The FDR holder is entitled, subject to any applicable provisions (e.g. Luxembourg law, articles of association, shareholders’ thresholds and concession agreement) to instruct the Fiduciary via his bank as to the exercise of the voting rights by means of a voting certificate available on request at the bank where the FDRs are held.

 

 

In order for the voting instructions to be valid, the voting certificate form must be completed and duly signed by the FDR holder or, as the case may be, the beneficial owner. Please feel free to contact Banque et Caisse d’Épargne de l’État, Luxembourg, for further queries in this respect at the following address: securitisation.irm@spuerkeess.lu.

 

 

Upon receipt of the voting certificate on or before the date determined by the Fiduciary (being at the latest 15 June 2026 at 3:00 p.m. CET) with such certification and evidence as requested by the Fiduciary or by the Company, the Fiduciary shall transmit to the Company the relevant certifications and supporting evidence and the Company shall verify whether the relevant holders of FDRs or the beneficial owners thereof would qualify as an A-shareholder of the Company if in lieu of FDRs they would hold the corresponding number of A-shares.

 

 

If within eight Luxembourg business days from the receipt of such certification and supporting evidence, the Company has not notified the Fiduciary of its rejection of the request of a holder to exercise its voting rights pertaining to the A-shares underlying its FDRs, the Company shall be deemed to have accepted the relevant voting request.

 

 

After receipt of the written approval of the voting request by the Company, the Fiduciary shall vote or cause to be voted in accordance with the instructions set forth in such requests. The Fiduciary may designate and appoint authorized representatives to attend the meeting and vote on behalf of the FDR holders.

 

 

The voting instructions are deemed to be irrevocable and definitive 48 hours prior to the time for which the meeting has been convened, i.e. at the latest on 15 June 2026 at 3:00 p.m.

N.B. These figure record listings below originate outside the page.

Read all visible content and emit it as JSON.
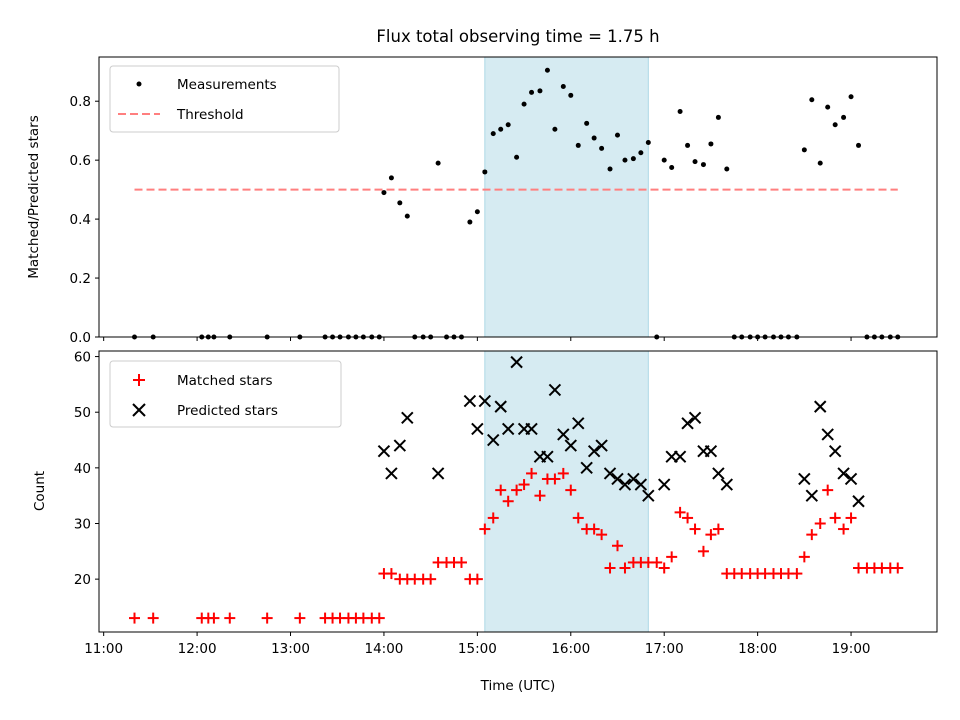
{
  "chart_data": [
    {
      "type": "scatter",
      "title": "Flux total observing time = 1.75 h",
      "xlabel": "",
      "ylabel": "Matched/Predicted stars",
      "ylim": [
        0,
        0.95
      ],
      "yticks": [
        0.0,
        0.2,
        0.4,
        0.6,
        0.8
      ],
      "ytick_labels": [
        "0.0",
        "0.2",
        "0.4",
        "0.6",
        "0.8"
      ],
      "highlight_span": {
        "x0": 15.08,
        "x1": 16.83,
        "color": "#add8e6"
      },
      "legend_position": "top-left",
      "series": [
        {
          "name": "Measurements",
          "kind": "scatter",
          "color": "#000000",
          "points": [
            [
              11.33,
              0
            ],
            [
              11.53,
              0
            ],
            [
              12.05,
              0
            ],
            [
              12.12,
              0
            ],
            [
              12.18,
              0
            ],
            [
              12.35,
              0
            ],
            [
              12.75,
              0
            ],
            [
              13.1,
              0
            ],
            [
              13.37,
              0
            ],
            [
              13.45,
              0
            ],
            [
              13.53,
              0
            ],
            [
              13.62,
              0
            ],
            [
              13.7,
              0
            ],
            [
              13.78,
              0
            ],
            [
              13.87,
              0
            ],
            [
              13.95,
              0
            ],
            [
              14.0,
              0.49
            ],
            [
              14.08,
              0.54
            ],
            [
              14.17,
              0.455
            ],
            [
              14.25,
              0.41
            ],
            [
              14.33,
              0
            ],
            [
              14.42,
              0
            ],
            [
              14.5,
              0
            ],
            [
              14.58,
              0.59
            ],
            [
              14.67,
              0
            ],
            [
              14.75,
              0
            ],
            [
              14.83,
              0
            ],
            [
              14.92,
              0.39
            ],
            [
              15.0,
              0.425
            ],
            [
              15.08,
              0.56
            ],
            [
              15.17,
              0.69
            ],
            [
              15.25,
              0.705
            ],
            [
              15.33,
              0.72
            ],
            [
              15.42,
              0.61
            ],
            [
              15.5,
              0.79
            ],
            [
              15.58,
              0.83
            ],
            [
              15.67,
              0.835
            ],
            [
              15.75,
              0.905
            ],
            [
              15.83,
              0.705
            ],
            [
              15.92,
              0.85
            ],
            [
              16.0,
              0.82
            ],
            [
              16.08,
              0.65
            ],
            [
              16.17,
              0.725
            ],
            [
              16.25,
              0.675
            ],
            [
              16.33,
              0.64
            ],
            [
              16.42,
              0.57
            ],
            [
              16.5,
              0.685
            ],
            [
              16.58,
              0.6
            ],
            [
              16.67,
              0.605
            ],
            [
              16.75,
              0.625
            ],
            [
              16.83,
              0.66
            ],
            [
              16.92,
              0
            ],
            [
              17.0,
              0.6
            ],
            [
              17.08,
              0.575
            ],
            [
              17.17,
              0.765
            ],
            [
              17.25,
              0.65
            ],
            [
              17.33,
              0.595
            ],
            [
              17.42,
              0.585
            ],
            [
              17.5,
              0.655
            ],
            [
              17.58,
              0.745
            ],
            [
              17.67,
              0.57
            ],
            [
              17.75,
              0
            ],
            [
              17.83,
              0
            ],
            [
              17.92,
              0
            ],
            [
              18.0,
              0
            ],
            [
              18.08,
              0
            ],
            [
              18.17,
              0
            ],
            [
              18.25,
              0
            ],
            [
              18.33,
              0
            ],
            [
              18.42,
              0
            ],
            [
              18.5,
              0.635
            ],
            [
              18.58,
              0.805
            ],
            [
              18.67,
              0.59
            ],
            [
              18.75,
              0.78
            ],
            [
              18.83,
              0.72
            ],
            [
              18.92,
              0.745
            ],
            [
              19.0,
              0.815
            ],
            [
              19.08,
              0.65
            ],
            [
              19.17,
              0
            ],
            [
              19.25,
              0
            ],
            [
              19.33,
              0
            ],
            [
              19.42,
              0
            ],
            [
              19.5,
              0
            ]
          ]
        },
        {
          "name": "Threshold",
          "kind": "dashed-line",
          "color": "#ff7f7f",
          "x": [
            11.33,
            19.5
          ],
          "y": [
            0.5,
            0.5
          ]
        }
      ]
    },
    {
      "type": "scatter",
      "title": "",
      "xlabel": "Time (UTC)",
      "ylabel": "Count",
      "ylim": [
        10.5,
        61
      ],
      "yticks": [
        20,
        30,
        40,
        50,
        60
      ],
      "ytick_labels": [
        "20",
        "30",
        "40",
        "50",
        "60"
      ],
      "xlim": [
        10.95,
        19.92
      ],
      "xticks": [
        11,
        12,
        13,
        14,
        15,
        16,
        17,
        18,
        19
      ],
      "xtick_labels": [
        "11:00",
        "12:00",
        "13:00",
        "14:00",
        "15:00",
        "16:00",
        "17:00",
        "18:00",
        "19:00"
      ],
      "highlight_span": {
        "x0": 15.08,
        "x1": 16.83,
        "color": "#add8e6"
      },
      "legend_position": "top-left",
      "series": [
        {
          "name": "Matched stars",
          "kind": "plus",
          "color": "#ff0000",
          "points": [
            [
              11.33,
              13
            ],
            [
              11.53,
              13
            ],
            [
              12.05,
              13
            ],
            [
              12.12,
              13
            ],
            [
              12.18,
              13
            ],
            [
              12.35,
              13
            ],
            [
              12.75,
              13
            ],
            [
              13.1,
              13
            ],
            [
              13.37,
              13
            ],
            [
              13.45,
              13
            ],
            [
              13.53,
              13
            ],
            [
              13.62,
              13
            ],
            [
              13.7,
              13
            ],
            [
              13.78,
              13
            ],
            [
              13.87,
              13
            ],
            [
              13.95,
              13
            ],
            [
              14.0,
              21
            ],
            [
              14.08,
              21
            ],
            [
              14.17,
              20
            ],
            [
              14.25,
              20
            ],
            [
              14.33,
              20
            ],
            [
              14.42,
              20
            ],
            [
              14.5,
              20
            ],
            [
              14.58,
              23
            ],
            [
              14.67,
              23
            ],
            [
              14.75,
              23
            ],
            [
              14.83,
              23
            ],
            [
              14.92,
              20
            ],
            [
              15.0,
              20
            ],
            [
              15.08,
              29
            ],
            [
              15.17,
              31
            ],
            [
              15.25,
              36
            ],
            [
              15.33,
              34
            ],
            [
              15.42,
              36
            ],
            [
              15.5,
              37
            ],
            [
              15.58,
              39
            ],
            [
              15.67,
              35
            ],
            [
              15.75,
              38
            ],
            [
              15.83,
              38
            ],
            [
              15.92,
              39
            ],
            [
              16.0,
              36
            ],
            [
              16.08,
              31
            ],
            [
              16.17,
              29
            ],
            [
              16.25,
              29
            ],
            [
              16.33,
              28
            ],
            [
              16.42,
              22
            ],
            [
              16.5,
              26
            ],
            [
              16.58,
              22
            ],
            [
              16.67,
              23
            ],
            [
              16.75,
              23
            ],
            [
              16.83,
              23
            ],
            [
              16.92,
              23
            ],
            [
              17.0,
              22
            ],
            [
              17.08,
              24
            ],
            [
              17.17,
              32
            ],
            [
              17.25,
              31
            ],
            [
              17.33,
              29
            ],
            [
              17.42,
              25
            ],
            [
              17.5,
              28
            ],
            [
              17.58,
              29
            ],
            [
              17.67,
              21
            ],
            [
              17.75,
              21
            ],
            [
              17.83,
              21
            ],
            [
              17.92,
              21
            ],
            [
              18.0,
              21
            ],
            [
              18.08,
              21
            ],
            [
              18.17,
              21
            ],
            [
              18.25,
              21
            ],
            [
              18.33,
              21
            ],
            [
              18.42,
              21
            ],
            [
              18.5,
              24
            ],
            [
              18.58,
              28
            ],
            [
              18.67,
              30
            ],
            [
              18.75,
              36
            ],
            [
              18.83,
              31
            ],
            [
              18.92,
              29
            ],
            [
              19.0,
              31
            ],
            [
              19.08,
              22
            ],
            [
              19.17,
              22
            ],
            [
              19.25,
              22
            ],
            [
              19.33,
              22
            ],
            [
              19.42,
              22
            ],
            [
              19.5,
              22
            ]
          ]
        },
        {
          "name": "Predicted stars",
          "kind": "x",
          "color": "#000000",
          "points": [
            [
              14.0,
              43
            ],
            [
              14.08,
              39
            ],
            [
              14.17,
              44
            ],
            [
              14.25,
              49
            ],
            [
              14.58,
              39
            ],
            [
              14.92,
              52
            ],
            [
              15.0,
              47
            ],
            [
              15.08,
              52
            ],
            [
              15.17,
              45
            ],
            [
              15.25,
              51
            ],
            [
              15.33,
              47
            ],
            [
              15.42,
              59
            ],
            [
              15.5,
              47
            ],
            [
              15.58,
              47
            ],
            [
              15.67,
              42
            ],
            [
              15.75,
              42
            ],
            [
              15.83,
              54
            ],
            [
              15.92,
              46
            ],
            [
              16.0,
              44
            ],
            [
              16.08,
              48
            ],
            [
              16.17,
              40
            ],
            [
              16.25,
              43
            ],
            [
              16.33,
              44
            ],
            [
              16.42,
              39
            ],
            [
              16.5,
              38
            ],
            [
              16.58,
              37
            ],
            [
              16.67,
              38
            ],
            [
              16.75,
              37
            ],
            [
              16.83,
              35
            ],
            [
              17.0,
              37
            ],
            [
              17.08,
              42
            ],
            [
              17.17,
              42
            ],
            [
              17.25,
              48
            ],
            [
              17.33,
              49
            ],
            [
              17.42,
              43
            ],
            [
              17.5,
              43
            ],
            [
              17.58,
              39
            ],
            [
              17.67,
              37
            ],
            [
              18.5,
              38
            ],
            [
              18.58,
              35
            ],
            [
              18.67,
              51
            ],
            [
              18.75,
              46
            ],
            [
              18.83,
              43
            ],
            [
              18.92,
              39
            ],
            [
              19.0,
              38
            ],
            [
              19.08,
              34
            ]
          ]
        }
      ]
    }
  ]
}
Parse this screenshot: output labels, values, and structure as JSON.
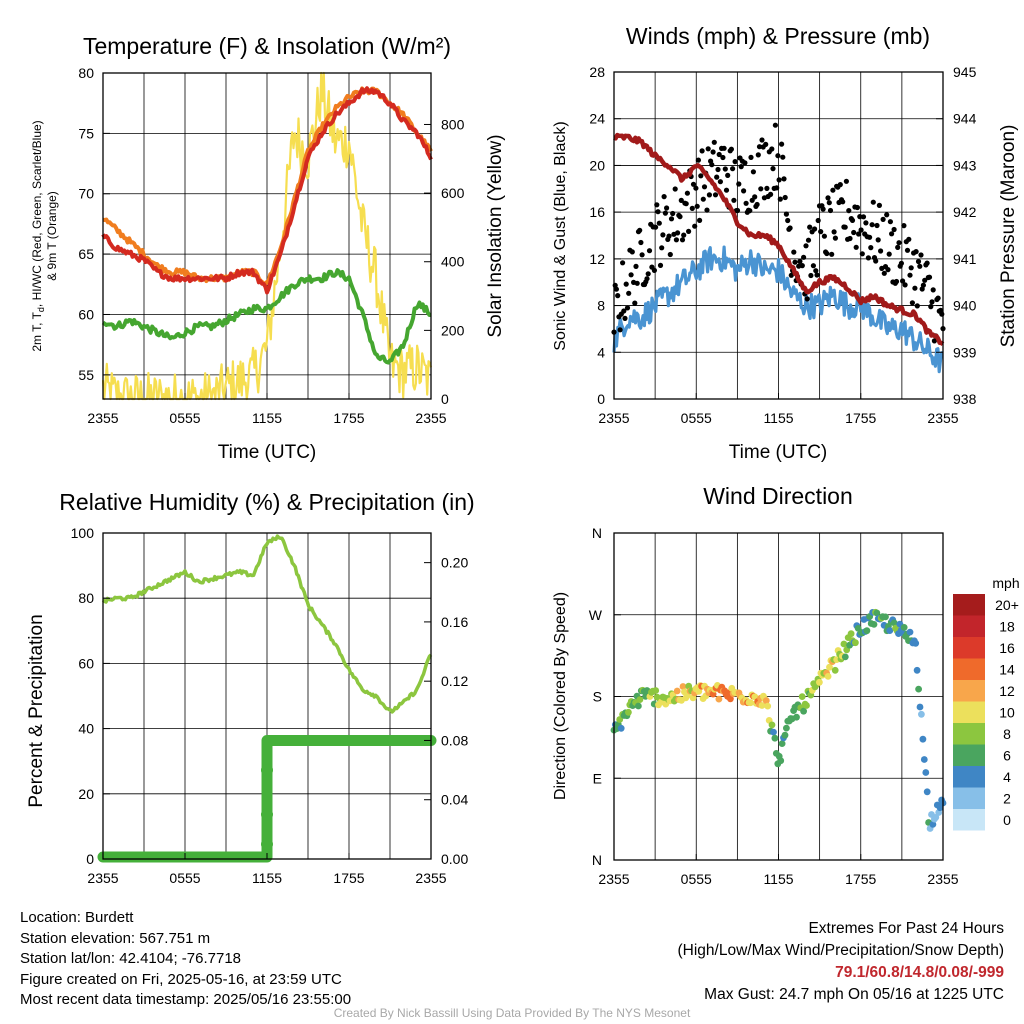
{
  "colors": {
    "red": "#d42a20",
    "orange": "#f07d1f",
    "green": "#45a630",
    "yellow": "#f6de50",
    "blue": "#4a94d2",
    "black": "#000000",
    "maroon": "#a11a1a",
    "rh": "#8cc63f",
    "precip": "#45b03a",
    "extreme_text": "#c0272d",
    "credit_text": "#a8a8a8"
  },
  "x_ticks": [
    "2355",
    "0555",
    "1155",
    "1755",
    "2355"
  ],
  "chart_data": [
    {
      "type": "line",
      "title": "Temperature (F) & Insolation (W/m²)",
      "xlabel": "Time (UTC)",
      "ylabel_main": "2m T, T",
      "ylabel_sub": "d",
      "ylabel_rest": ", HI/WC (Red, Green, Scarlet/Blue)",
      "ylabel_line2": "& 9m T (Orange)",
      "ylabel_right": "Solar Insolation (Yellow)",
      "ylim": [
        53,
        80
      ],
      "yticks": [
        55,
        60,
        65,
        70,
        75,
        80
      ],
      "ylim_right": [
        0,
        950
      ],
      "yticks_right": [
        0,
        200,
        400,
        600,
        800
      ],
      "x_hours": [
        0,
        1,
        2,
        3,
        4,
        5,
        6,
        7,
        8,
        9,
        10,
        11,
        12,
        13,
        14,
        15,
        16,
        17,
        18,
        19,
        20,
        21,
        22,
        23,
        24
      ],
      "series": [
        {
          "name": "2m T",
          "color": "#d42a20",
          "values": [
            66.5,
            65.5,
            65.0,
            64.5,
            63.5,
            63.0,
            63.0,
            63.0,
            63.0,
            63.0,
            63.5,
            63.5,
            62.0,
            65.0,
            69.0,
            73.0,
            75.0,
            76.5,
            77.5,
            78.5,
            78.5,
            77.5,
            76.0,
            75.0,
            73.0
          ]
        },
        {
          "name": "9m T",
          "color": "#f07d1f",
          "values": [
            68.0,
            67.0,
            66.0,
            65.0,
            64.0,
            63.5,
            63.5,
            63.0,
            63.0,
            63.0,
            63.5,
            63.5,
            62.5,
            65.5,
            69.5,
            73.5,
            75.5,
            77.0,
            78.0,
            78.5,
            78.5,
            77.5,
            76.5,
            75.0,
            73.5
          ]
        },
        {
          "name": "Td",
          "color": "#45a630",
          "values": [
            59.5,
            59.0,
            59.5,
            59.0,
            58.5,
            58.0,
            58.5,
            59.0,
            59.0,
            59.5,
            60.0,
            60.5,
            60.5,
            61.5,
            62.5,
            63.0,
            63.0,
            63.5,
            63.0,
            60.0,
            56.5,
            56.0,
            57.5,
            61.0,
            60.0
          ]
        },
        {
          "name": "Solar Insolation",
          "color": "#f6de50",
          "axis": "right",
          "values": [
            30,
            5,
            0,
            0,
            0,
            0,
            0,
            0,
            5,
            30,
            50,
            70,
            150,
            450,
            780,
            700,
            900,
            750,
            750,
            500,
            350,
            100,
            80,
            90,
            50
          ]
        }
      ]
    },
    {
      "type": "scatter",
      "title": "Winds (mph) & Pressure (mb)",
      "xlabel": "Time (UTC)",
      "ylabel": "Sonic Wind & Gust (Blue, Black)",
      "ylabel_right": "Station Pressure (Maroon)",
      "ylim": [
        0,
        28
      ],
      "yticks": [
        0,
        4,
        8,
        12,
        16,
        20,
        24,
        28
      ],
      "ylim_right": [
        938,
        945
      ],
      "yticks_right": [
        938,
        939,
        940,
        941,
        942,
        943,
        944,
        945
      ],
      "x_hours": [
        0,
        1,
        2,
        3,
        4,
        5,
        6,
        7,
        8,
        9,
        10,
        11,
        12,
        13,
        14,
        15,
        16,
        17,
        18,
        19,
        20,
        21,
        22,
        23,
        24
      ],
      "series": [
        {
          "name": "Sonic Wind",
          "color": "#4a94d2",
          "values": [
            5,
            7,
            7,
            8,
            9,
            10,
            11,
            12,
            12,
            11,
            12,
            11,
            11,
            9,
            8,
            8,
            9,
            8,
            8,
            7,
            6,
            6,
            5,
            4,
            3
          ]
        },
        {
          "name": "Gust",
          "color": "#000000",
          "values": [
            7,
            10,
            12,
            14,
            15,
            16,
            18,
            19,
            20,
            18,
            19,
            20,
            21,
            13,
            11,
            14,
            15,
            16,
            15,
            14,
            13,
            12,
            11,
            9,
            6
          ]
        },
        {
          "name": "Station Pressure",
          "color": "#a11a1a",
          "axis": "right",
          "values": [
            943.6,
            943.6,
            943.5,
            943.2,
            943.0,
            942.7,
            943.0,
            942.7,
            942.3,
            941.8,
            941.5,
            941.5,
            941.3,
            940.8,
            940.3,
            940.5,
            940.6,
            940.4,
            940.1,
            940.2,
            940.0,
            939.9,
            939.8,
            939.4,
            939.2
          ]
        }
      ]
    },
    {
      "type": "line",
      "title": "Relative Humidity (%) & Precipitation (in)",
      "xlabel": "",
      "ylabel": "Percent & Precipitation",
      "ylim": [
        0,
        100
      ],
      "yticks": [
        0,
        20,
        40,
        60,
        80,
        100
      ],
      "ylim_right": [
        0,
        0.22
      ],
      "yticks_right": [
        "0.00",
        "0.04",
        "0.08",
        "0.12",
        "0.16",
        "0.20"
      ],
      "x_hours": [
        0,
        1,
        2,
        3,
        4,
        5,
        6,
        7,
        8,
        9,
        10,
        11,
        12,
        13,
        14,
        15,
        16,
        17,
        18,
        19,
        20,
        21,
        22,
        23,
        24
      ],
      "series": [
        {
          "name": "Relative Humidity",
          "color": "#8cc63f",
          "values": [
            79,
            80,
            80,
            82,
            84,
            86,
            88,
            85,
            86,
            87,
            88,
            87,
            97,
            99,
            90,
            78,
            72,
            66,
            58,
            52,
            50,
            45,
            48,
            52,
            63
          ]
        },
        {
          "name": "Precipitation",
          "color": "#45b03a",
          "axis": "right",
          "values": [
            0,
            0,
            0,
            0,
            0,
            0,
            0,
            0,
            0,
            0,
            0,
            0,
            0.08,
            0.08,
            0.08,
            0.08,
            0.08,
            0.08,
            0.08,
            0.08,
            0.08,
            0.08,
            0.08,
            0.08,
            0.08
          ]
        }
      ]
    },
    {
      "type": "scatter",
      "title": "Wind Direction",
      "xlabel": "",
      "ylabel": "Direction (Colored By Speed)",
      "yticks": [
        "N",
        "E",
        "S",
        "W",
        "N"
      ],
      "ylim": [
        0,
        360
      ],
      "x_hours": [
        0,
        1,
        2,
        3,
        4,
        5,
        6,
        7,
        8,
        9,
        10,
        11,
        12,
        13,
        14,
        15,
        16,
        17,
        18,
        19,
        20,
        21,
        22,
        23,
        24
      ],
      "direction_values": [
        140,
        165,
        180,
        180,
        178,
        182,
        185,
        185,
        183,
        182,
        180,
        178,
        110,
        160,
        175,
        195,
        215,
        235,
        255,
        265,
        260,
        250,
        240,
        40,
        70
      ],
      "speed_values": [
        5,
        7,
        7,
        8,
        9,
        10,
        11,
        12,
        13,
        11,
        12,
        11,
        4,
        7,
        8,
        9,
        10,
        8,
        5,
        6,
        5,
        6,
        5,
        3,
        2
      ],
      "legend": {
        "title": "mph",
        "labels": [
          "20+",
          "18",
          "16",
          "14",
          "12",
          "10",
          "8",
          "6",
          "4",
          "2",
          "0"
        ],
        "colors": [
          "#a51c1c",
          "#c2252b",
          "#dc3a2a",
          "#ef6a2b",
          "#f8a64b",
          "#ece05c",
          "#8cc63f",
          "#4aa55f",
          "#3f86c5",
          "#87bfe8",
          "#c8e6f7"
        ]
      }
    }
  ],
  "info": {
    "location": "Location: Burdett",
    "elevation": "Station elevation: 567.751 m",
    "latlon": "Station lat/lon: 42.4104; -76.7718",
    "created": "Figure created on Fri, 2025-05-16, at 23:59 UTC",
    "recent": "Most recent data timestamp: 2025/05/16 23:55:00"
  },
  "extremes": {
    "title": "Extremes For Past 24 Hours",
    "subtitle": "(High/Low/Max Wind/Precipitation/Snow Depth)",
    "values": "79.1/60.8/14.8/0.08/-999",
    "gust": "Max Gust: 24.7 mph On 05/16 at 1225 UTC"
  },
  "credit": "Created By Nick Bassill Using Data Provided By The NYS Mesonet"
}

CET. If the Fiduciary has not received voting instructions from the FDR holder, the Fiduciary shall be deemed to have been instructed to vote in the manner proposed by the Board of Directors in the relevant meeting.

 

 

There will be no vote under item 13. Miscellaneous.

 

 

Amendments to the Agenda

 

 

One or more shareholders owning together at least 5% of the share capital of SES have the right to add items to the agenda of the EGM and may deposit draft resolutions regarding items listed on the agenda or proposed to be added to the agenda. This request will need to be received at the latest the twenty-second day preceding the EGM, i.e. 26 May 2026, and made in writing via post (SES, Attn. Ms Sarah Gavin, Château de Betzdorf, L-6815 Betzdorf, Luxembourg) or email (shareholders@ses.com) and will need to include a justification or draft resolution to be adopted at the EGM. The written request will need to include a contact address (post or email) to which the Company can confirm receipt within 48 hours from the receipt of the request.

 

 

At the latest fifteen days preceding the EGM, i.e. 2 June 2026, the Company will then publish a revised agenda.

 

 

Documents made available by SES

 

 

Documents made available by the Company (including the draft resolutions proposed to be adopted at the EGM) for the purpose of this meeting may be inspected during normal working hours by the FDR holders at the offices of the Fiduciary, Banque et Caisse d’Épargne de l’État, Luxembourg, Issuer Services/IRM, 16 rue Zithe, L-2954 Luxembourg, or alternatively at the offices of the Listing Agents, BGL BNP Paribas S.A., 50 avenue J.F. Kennedy, L-2951 Luxembourg, and Société Générale, GSSI/GIS/CMO/AGL, 32 rue du Champ de Tir, F-44312 Nantes Cedex 3, France, and are available on the following websites: www.ses.com and www.spuerkeess.lu/SES.